Keep it respectful -- no Gambling, no Roasting
You're running what amounts to a fancy discussion group here, so you have all the normal human social dynamics, with the added burden of some special wrinkles unique to SteamProphet. For one, these are real people's actual games, and will often be games developed by fellow members of your own group. Criticism is inescapable and in fact necessary, but rudeness, derision, and mockery are unecessary, harmful, and discourage honest and open participation. I do not tolerate any of this behavior in my own groups and I strongly warn against it in those who choose to run their own. I want to make a similar note about gambling and bets -- it is expressly forbidden in my groups, as I explain in the FAQ. I can't control what third parties do in their own groups, but gambling can cause a lot of problems, and I feel it undermines the purpose of the project by turning it into a zero-sum competitive game rather than a collaborative and sobering learning exercise.
As you play you'll notice certain games will crop up in your list of picks week after week. This is normal – these are just games that have slipped their release date. If a game gets delayed, anyone who picked that game that week should score a 0 for it. One popular rule is to let people pick one or two "runner up" picks in addition to their regular five as alternates in case of something like this. If you let people pick more than one alternate, players should specify the replacement order so they can't pick whichever one did better in the event of a substitution.

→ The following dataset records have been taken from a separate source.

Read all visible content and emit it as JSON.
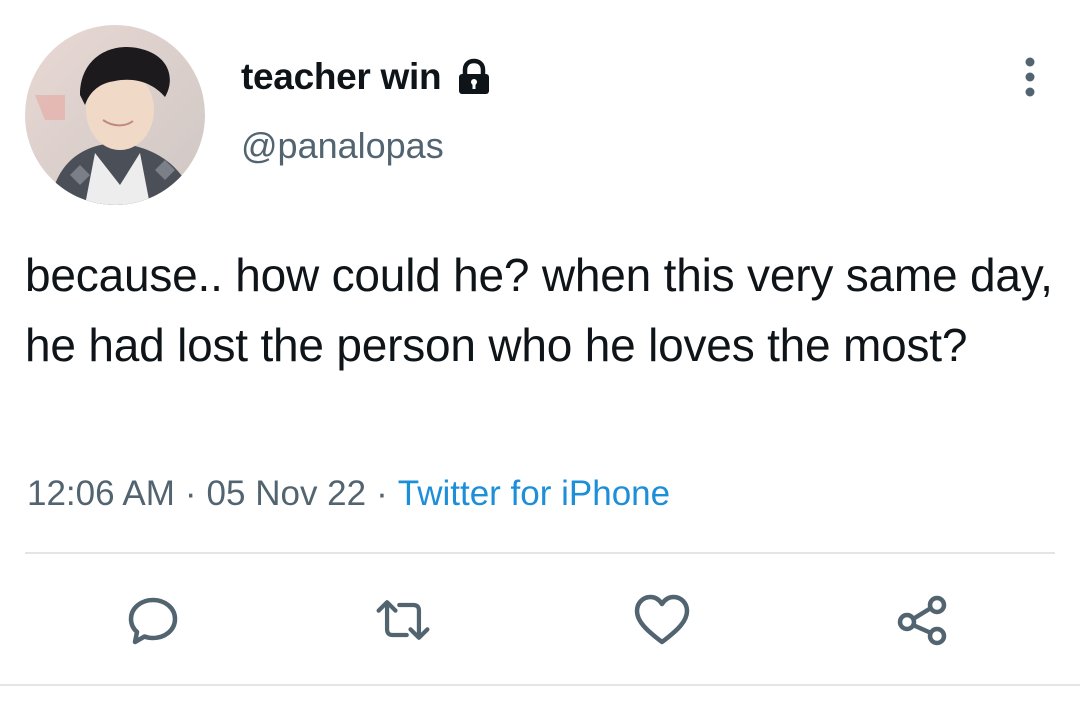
{
  "profile": {
    "display_name": "teacher win",
    "handle": "@panalopas",
    "protected_icon": "lock-icon",
    "avatar": "profile-photo"
  },
  "tweet": {
    "text": "because.. how could he? when this very same day, he had lost the person who he loves the most?",
    "time": "12:06 AM",
    "separator": "·",
    "date": "05 Nov 22",
    "source": "Twitter for iPhone"
  },
  "actions": {
    "reply_icon": "reply-icon",
    "retweet_icon": "retweet-icon",
    "like_icon": "heart-icon",
    "share_icon": "share-icon"
  },
  "colors": {
    "text": "#0f1419",
    "secondary": "#536471",
    "link": "#1d8ed8",
    "icon": "#536471",
    "divider": "#e3e6e8"
  }
}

Abnormal Owners:Players ratio
On rare occassions you'll notice a game has a really abnormal owners to players ratio on SteamSpy. This is usually a sign that the game has been in a bundle or other mass giveaway. A common source of this for games is titles that debut in the Humble Monthly subscription service. You might choose to exclude these games when you detect them; the groups I've been running are split on that issue. This is where alternate picks can be useful.
Generally, we treat Early Access games exactly the same as "fully launched" games on Steam for the purposes of SteamProphet. The key thing is that we just care about whether the game is debuting on Steam, as in it wasn't available for purchase last week, but it will be this coming week. You can choose to exclude E.A. games from your group if you want, but I find them useful. (Northgard famously launched as E.A. and exceeded all expectations, for instance). The most important thing is that you don't treat an Early Access → Full Release transition as a "launch." That game's already been available for sale on Steam for a while, so the SteamProphet calculations won't really work.
The scoring method is not designed to precisely pinpoint how much money a game has made – that's basically impossible without direct data from the devs. What we want to do is to accurately – but not precisely – make valid comparisons between different games to some degree of confidence. Originally we just compared lower bounds of the "players" metric, but we found that low-priced games were routinely out-scoring high-priced ones because it's obviously easier to move a bunch of copies at $2.99, but the $39.99 games were probably earning more overall. Multiplying by the lowest price serves to "normalize" differently priced games' scores and make them more of an apples to apples comparison. The SteamProphet score is a FLOOR on a game's earnings -- it has, we're pretty sure, made at least this much money, or more. Some developers have shared true figures with me and it looks like the SteamProphet score can underestimate the true value by at least as much as half. That's fine, I just care that it's almost always less than the real value. That's because a reliable floor can serve as a "hit detector" – if the floor is pretty high, that means the game did really well.
This is not a be-all end-all scoring method, and we encourage and seek to develop alternate scoring methods for those interested in testing other sorts of predictions. The default scoring method, is, however, a fairly reliable quantifiable method for evaluating games against a common baseline. It is subject to many limitations and these should be carefully considered before drawing any conclusions.